What is UVC Disinfection?
Ultraviolet-C (UVC) disinfection is one type of no-touch technology shown to be a successful adjunct to manual cleaning. According to the FDA, UVC radiation is a known disinfectant for air and nonporous surfaces. UVC technology deploys UV light to penetrate the cell walls of spores, bacteria and viruses and renders these harmful pathogens unable to reproduce and spread after treatment with UVC energy. UVC radiation has effectively been used for decades to reduce the spread of bacteria and harmful pathogens. When bundled with manual cleaning and disinfection protocols, the technology significantly reduces patient exposure to HAIs.
Reasons to Use UVC Disinfection
1. UVC Disinfection Can Help Speed Patient Room Turnaround Time
Disinfection takes time, but deploying the right UVC system can speed up the process by reducing harmful pathogens in a shorter time frame, which allows for room turnover to happen at a faster rate. As an adjunct to manual cleaning, it’s crucial to have a system that will deliver the right dose in the fastest treatment time. This can permit organizations to generate greater revenue through increased patient turnaround and surgical procedures.

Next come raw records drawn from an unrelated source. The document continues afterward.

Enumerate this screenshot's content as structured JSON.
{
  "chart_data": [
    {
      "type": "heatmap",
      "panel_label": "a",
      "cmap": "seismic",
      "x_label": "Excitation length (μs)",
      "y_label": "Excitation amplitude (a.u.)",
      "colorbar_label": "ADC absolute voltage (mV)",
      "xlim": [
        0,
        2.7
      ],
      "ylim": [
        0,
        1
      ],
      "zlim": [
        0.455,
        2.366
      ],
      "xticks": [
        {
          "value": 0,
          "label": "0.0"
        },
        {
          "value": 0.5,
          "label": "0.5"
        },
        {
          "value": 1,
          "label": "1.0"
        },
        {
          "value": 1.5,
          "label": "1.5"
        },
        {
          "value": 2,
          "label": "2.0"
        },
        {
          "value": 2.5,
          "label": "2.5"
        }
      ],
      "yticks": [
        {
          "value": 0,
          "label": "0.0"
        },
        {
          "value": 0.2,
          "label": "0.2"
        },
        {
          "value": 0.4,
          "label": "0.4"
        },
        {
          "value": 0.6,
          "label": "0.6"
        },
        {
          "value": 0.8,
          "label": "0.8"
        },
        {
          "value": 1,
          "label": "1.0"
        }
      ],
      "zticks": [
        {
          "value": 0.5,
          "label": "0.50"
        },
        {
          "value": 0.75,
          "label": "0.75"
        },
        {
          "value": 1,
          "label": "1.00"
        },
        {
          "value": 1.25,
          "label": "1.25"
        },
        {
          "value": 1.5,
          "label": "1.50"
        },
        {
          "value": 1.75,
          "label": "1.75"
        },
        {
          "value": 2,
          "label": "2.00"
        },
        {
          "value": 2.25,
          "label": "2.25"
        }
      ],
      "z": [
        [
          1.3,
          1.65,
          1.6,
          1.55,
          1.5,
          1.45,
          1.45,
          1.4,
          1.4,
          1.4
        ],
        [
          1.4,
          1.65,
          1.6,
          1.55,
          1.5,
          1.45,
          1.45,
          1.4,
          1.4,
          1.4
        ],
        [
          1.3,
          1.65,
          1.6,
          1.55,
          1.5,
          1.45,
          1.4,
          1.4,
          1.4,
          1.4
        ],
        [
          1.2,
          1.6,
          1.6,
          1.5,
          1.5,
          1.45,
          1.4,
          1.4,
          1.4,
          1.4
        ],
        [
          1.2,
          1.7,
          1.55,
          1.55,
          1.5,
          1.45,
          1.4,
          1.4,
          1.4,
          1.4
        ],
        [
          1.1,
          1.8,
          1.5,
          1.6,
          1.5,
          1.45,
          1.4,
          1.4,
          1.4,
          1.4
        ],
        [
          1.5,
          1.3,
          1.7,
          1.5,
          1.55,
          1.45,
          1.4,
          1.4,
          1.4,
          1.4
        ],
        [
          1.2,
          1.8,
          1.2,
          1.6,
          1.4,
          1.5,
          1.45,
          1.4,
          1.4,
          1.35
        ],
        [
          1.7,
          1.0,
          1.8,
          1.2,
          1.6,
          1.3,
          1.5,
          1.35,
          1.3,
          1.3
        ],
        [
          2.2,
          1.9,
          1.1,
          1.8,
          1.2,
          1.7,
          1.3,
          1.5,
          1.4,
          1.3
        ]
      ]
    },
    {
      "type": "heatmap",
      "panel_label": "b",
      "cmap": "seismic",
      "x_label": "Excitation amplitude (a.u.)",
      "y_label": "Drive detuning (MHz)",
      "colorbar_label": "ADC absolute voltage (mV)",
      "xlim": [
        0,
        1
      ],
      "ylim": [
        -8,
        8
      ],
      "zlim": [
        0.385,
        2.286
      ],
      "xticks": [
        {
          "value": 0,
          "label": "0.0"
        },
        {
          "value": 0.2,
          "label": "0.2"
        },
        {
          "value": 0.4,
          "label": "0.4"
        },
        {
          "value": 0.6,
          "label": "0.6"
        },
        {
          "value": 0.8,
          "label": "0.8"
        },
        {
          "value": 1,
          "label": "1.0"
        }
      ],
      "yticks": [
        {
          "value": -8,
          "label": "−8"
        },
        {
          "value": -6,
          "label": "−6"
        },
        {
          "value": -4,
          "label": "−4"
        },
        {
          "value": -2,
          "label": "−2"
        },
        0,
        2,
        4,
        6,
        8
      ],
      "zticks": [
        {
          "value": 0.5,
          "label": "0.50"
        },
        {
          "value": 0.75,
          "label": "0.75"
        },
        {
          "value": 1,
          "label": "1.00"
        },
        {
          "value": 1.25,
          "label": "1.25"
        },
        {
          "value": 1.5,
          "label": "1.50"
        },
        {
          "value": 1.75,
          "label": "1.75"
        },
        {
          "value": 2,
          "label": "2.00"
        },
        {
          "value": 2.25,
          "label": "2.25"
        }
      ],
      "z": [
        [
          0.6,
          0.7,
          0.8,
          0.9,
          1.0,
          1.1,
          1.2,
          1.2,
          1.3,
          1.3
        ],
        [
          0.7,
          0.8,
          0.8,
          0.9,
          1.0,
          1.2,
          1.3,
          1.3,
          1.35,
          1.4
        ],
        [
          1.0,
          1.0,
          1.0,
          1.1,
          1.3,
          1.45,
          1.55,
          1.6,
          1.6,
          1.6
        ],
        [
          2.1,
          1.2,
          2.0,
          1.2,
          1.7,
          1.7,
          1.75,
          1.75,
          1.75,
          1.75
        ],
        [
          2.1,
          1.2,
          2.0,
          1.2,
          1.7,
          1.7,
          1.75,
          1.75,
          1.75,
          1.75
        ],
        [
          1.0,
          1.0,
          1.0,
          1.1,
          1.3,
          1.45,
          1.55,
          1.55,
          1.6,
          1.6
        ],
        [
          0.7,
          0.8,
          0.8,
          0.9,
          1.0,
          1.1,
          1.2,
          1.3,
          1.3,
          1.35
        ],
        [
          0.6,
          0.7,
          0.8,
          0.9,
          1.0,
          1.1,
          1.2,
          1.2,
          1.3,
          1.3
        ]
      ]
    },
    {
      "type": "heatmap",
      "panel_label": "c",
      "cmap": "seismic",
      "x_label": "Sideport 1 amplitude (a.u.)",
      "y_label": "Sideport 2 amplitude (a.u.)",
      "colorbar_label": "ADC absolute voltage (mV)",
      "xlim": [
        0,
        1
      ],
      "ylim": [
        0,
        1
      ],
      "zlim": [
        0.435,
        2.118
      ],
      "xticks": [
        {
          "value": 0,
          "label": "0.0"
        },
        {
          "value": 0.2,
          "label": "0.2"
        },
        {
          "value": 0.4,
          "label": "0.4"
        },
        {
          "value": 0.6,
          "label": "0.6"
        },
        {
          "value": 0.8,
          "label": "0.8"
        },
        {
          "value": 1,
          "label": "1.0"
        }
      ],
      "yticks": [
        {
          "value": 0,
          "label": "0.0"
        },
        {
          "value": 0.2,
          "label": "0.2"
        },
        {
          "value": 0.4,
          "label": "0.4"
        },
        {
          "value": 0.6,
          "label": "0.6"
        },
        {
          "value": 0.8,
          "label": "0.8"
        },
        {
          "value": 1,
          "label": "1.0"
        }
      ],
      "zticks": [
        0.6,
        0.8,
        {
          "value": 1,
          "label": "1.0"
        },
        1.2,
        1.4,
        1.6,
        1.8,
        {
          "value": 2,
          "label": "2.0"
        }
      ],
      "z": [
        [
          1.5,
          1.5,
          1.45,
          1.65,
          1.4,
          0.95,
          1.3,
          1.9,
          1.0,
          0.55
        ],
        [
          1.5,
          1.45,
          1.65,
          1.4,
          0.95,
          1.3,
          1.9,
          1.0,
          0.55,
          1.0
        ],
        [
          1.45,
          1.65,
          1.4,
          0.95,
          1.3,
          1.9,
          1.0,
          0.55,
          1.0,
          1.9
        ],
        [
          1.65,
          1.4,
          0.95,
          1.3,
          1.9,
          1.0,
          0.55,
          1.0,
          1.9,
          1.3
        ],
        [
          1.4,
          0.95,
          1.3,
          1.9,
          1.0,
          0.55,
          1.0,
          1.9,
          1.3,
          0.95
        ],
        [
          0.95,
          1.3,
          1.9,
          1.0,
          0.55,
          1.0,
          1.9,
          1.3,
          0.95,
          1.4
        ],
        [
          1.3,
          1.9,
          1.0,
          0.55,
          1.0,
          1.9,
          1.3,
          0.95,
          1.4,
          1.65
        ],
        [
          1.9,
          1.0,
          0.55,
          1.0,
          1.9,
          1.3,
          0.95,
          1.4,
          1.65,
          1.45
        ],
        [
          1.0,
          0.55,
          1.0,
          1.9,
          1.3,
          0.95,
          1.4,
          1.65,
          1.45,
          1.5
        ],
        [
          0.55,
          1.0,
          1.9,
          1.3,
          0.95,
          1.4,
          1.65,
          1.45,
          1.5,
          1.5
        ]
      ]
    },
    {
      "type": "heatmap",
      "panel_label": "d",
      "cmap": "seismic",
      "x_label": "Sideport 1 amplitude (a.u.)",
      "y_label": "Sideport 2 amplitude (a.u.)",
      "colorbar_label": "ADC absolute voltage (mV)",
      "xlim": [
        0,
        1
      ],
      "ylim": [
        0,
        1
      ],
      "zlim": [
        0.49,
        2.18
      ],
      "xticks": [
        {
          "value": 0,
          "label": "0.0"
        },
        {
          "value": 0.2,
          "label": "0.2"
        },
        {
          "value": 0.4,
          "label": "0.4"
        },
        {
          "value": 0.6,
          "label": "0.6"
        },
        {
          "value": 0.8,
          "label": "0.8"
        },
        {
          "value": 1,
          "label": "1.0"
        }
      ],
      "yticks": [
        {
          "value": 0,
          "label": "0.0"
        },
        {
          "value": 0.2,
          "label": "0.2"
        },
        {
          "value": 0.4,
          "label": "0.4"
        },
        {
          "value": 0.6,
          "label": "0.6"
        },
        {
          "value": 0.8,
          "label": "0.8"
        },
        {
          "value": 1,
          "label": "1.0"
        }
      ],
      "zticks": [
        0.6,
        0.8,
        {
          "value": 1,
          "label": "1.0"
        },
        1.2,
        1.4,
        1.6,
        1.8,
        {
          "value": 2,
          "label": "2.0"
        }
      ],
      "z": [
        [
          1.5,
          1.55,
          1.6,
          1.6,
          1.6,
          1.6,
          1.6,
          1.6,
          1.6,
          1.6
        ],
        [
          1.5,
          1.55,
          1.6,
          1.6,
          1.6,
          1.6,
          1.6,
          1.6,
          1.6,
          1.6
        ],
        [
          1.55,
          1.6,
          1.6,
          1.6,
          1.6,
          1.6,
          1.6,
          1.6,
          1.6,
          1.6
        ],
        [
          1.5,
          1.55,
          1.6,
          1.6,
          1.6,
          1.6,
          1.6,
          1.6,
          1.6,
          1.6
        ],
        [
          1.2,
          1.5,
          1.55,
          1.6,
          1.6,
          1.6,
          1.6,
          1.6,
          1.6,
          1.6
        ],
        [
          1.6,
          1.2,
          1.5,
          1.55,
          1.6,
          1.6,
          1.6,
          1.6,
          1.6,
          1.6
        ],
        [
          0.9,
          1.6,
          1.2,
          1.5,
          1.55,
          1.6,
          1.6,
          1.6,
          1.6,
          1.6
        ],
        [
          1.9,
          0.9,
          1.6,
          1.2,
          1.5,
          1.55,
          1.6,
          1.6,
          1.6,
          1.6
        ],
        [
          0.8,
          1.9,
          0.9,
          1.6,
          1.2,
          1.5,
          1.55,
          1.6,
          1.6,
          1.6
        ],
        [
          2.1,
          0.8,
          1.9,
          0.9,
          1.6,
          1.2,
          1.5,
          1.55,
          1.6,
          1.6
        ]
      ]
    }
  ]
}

2. Manual Cleaning Is Not Enough to Protect Patients
The thoroughness of cleaning can never be 100% consistent given human error; so there’s a chance that hospital rooms won’t be cleaned effectively every time. Beyond that, the cleaning agents used are not able to kill certain resistant organisms. There is an obvious need for more consistent and effective tools to reduce harmful pathogens. Manual cleaning is only one layer of infection prevention. While manual cleaning is the predominant method, research published in the American Journal of Infection Control shows that as many as 50% of surfaces remain contaminated with harmful pathogens, including MRSA, despite regular manual cleaning efforts. The best way to ensure the entire hospital gets disinfected properly is to combine manual cleaning methods with UVC disinfection.
3. UVC Disinfection is Non-Toxic
Many products used for manual disinfection contain harmful chemicals, but UVC disinfection is a chemical-free, non-toxic process. Bleaches and other chemicals pose health risks and can damage surfaces and equipment. This makes UVC disinfection safer than manual disinfection.
How to Choose the Best UVC System
In today’s healthcare environment – including hyper awareness of virus transmission risk – hospitals need to choose technologies that can be measured and are able to provide the data needed to show proof of UVC dosing and compliance. UVC devices should be easily accessible to high-touch surface areas. Those surfaces need the most direct light to effectively and efficiently rid them of harmful, HAI-causing pathogens.
UVC radiation can only inactivate a virus if the virus is directly exposed to the radiation. If a surface is under a shadow, it won’t be disinfected. Some UVC systems don’t administer the proper cumulative dose and miss areas that may contain dangerous pathogens. The right UVC system should measure the delivered UVC dose and have a “pause and reposition” feature that helps operators ensure targeted areas of the room have received optimal dosage to kill harmful pathogens. This technology helps staff quickly disinfect crucial areas and return rooms to service.
Additionally, measuring the delivered UVC dose, tracking treatment data, monitoring effectiveness, and sharing with necessary stakeholders are important functions of UVC light technology. Using patented remote UVC sensors and pausing and repositioning the UVC system, helps address variables such as room shape and other obstacles that might prevent areas from being disinfected. The best UVC solutions work to reach all targeted areas within a treated room, including those in shadowed or hard-to-reach places.